Une fois que toutes les formes de domination ont été ruinée, j'ai du mal à voir sur quoi d'autre baser une construction sociale et s'il n'est dans ce cas pas judicieux de rejeter toute construction sociale !
J'ai peut-être manqué ta réponse mais je préfère resolliciter ton point de vue là-dessus.

Par ailleurs, quand je parle d'émancipation via le communisme libertaire, c'est une émancipation vis à vis du salariat, de la domination hiérarchique, du temps passé au travail pour subvenir à ses besoins élémentaires... A ce stade, le reste (épanouissement personnel) en serait a priori grandement facilité.
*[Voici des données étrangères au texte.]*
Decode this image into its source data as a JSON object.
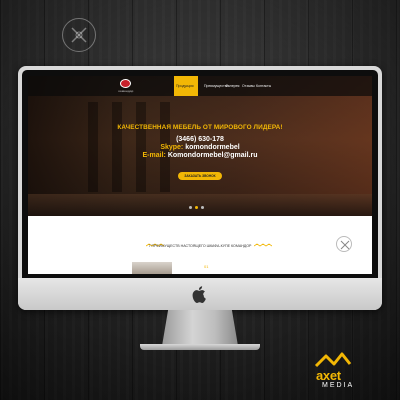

Cela dit, tout n'est qu'hypothèse, le contexte dans lequel nous vivons exigeant de passer par d'autres voies un minimum émancipatrices.

miguelito a écrit:C’est marrant ça : certains n’ont bien voulu voir que l’aspect pratique de notre réappropriation matérielle au point de nous taxer d’ »alternativistes » quand d’autres ne l’ont tout simplement pas vu !
Heureusement qu'il ne t'arrive pas de zapper des propos à maintes fois répéter !

miguelito a écrit:A moins de faire une fixation sur « l’anti-économisme » comme d’autres l’ont fait avec « l’anti-industrialisme ». Cela me permet de revenir sur l’idéologie et le militantisme : c’est un fait avéré que la plupart des militants ont besoin d’étiqueter les choses et les gens. Ils pensent que chacun à son idéologie et que d’ailleurs tout est idéologique.
Ce n'est pas la première fois que tu traites les gens de militants économistes pour leur reprocher ensuite de vouloir étiqueter tout un chacun...
Chacun ses défauts.
Le monde ne se compose pas d'anges révolutionnaires, de travailleurs généreux d'une part, de diables réactionnaires et de capitalistes cupides de l'autre.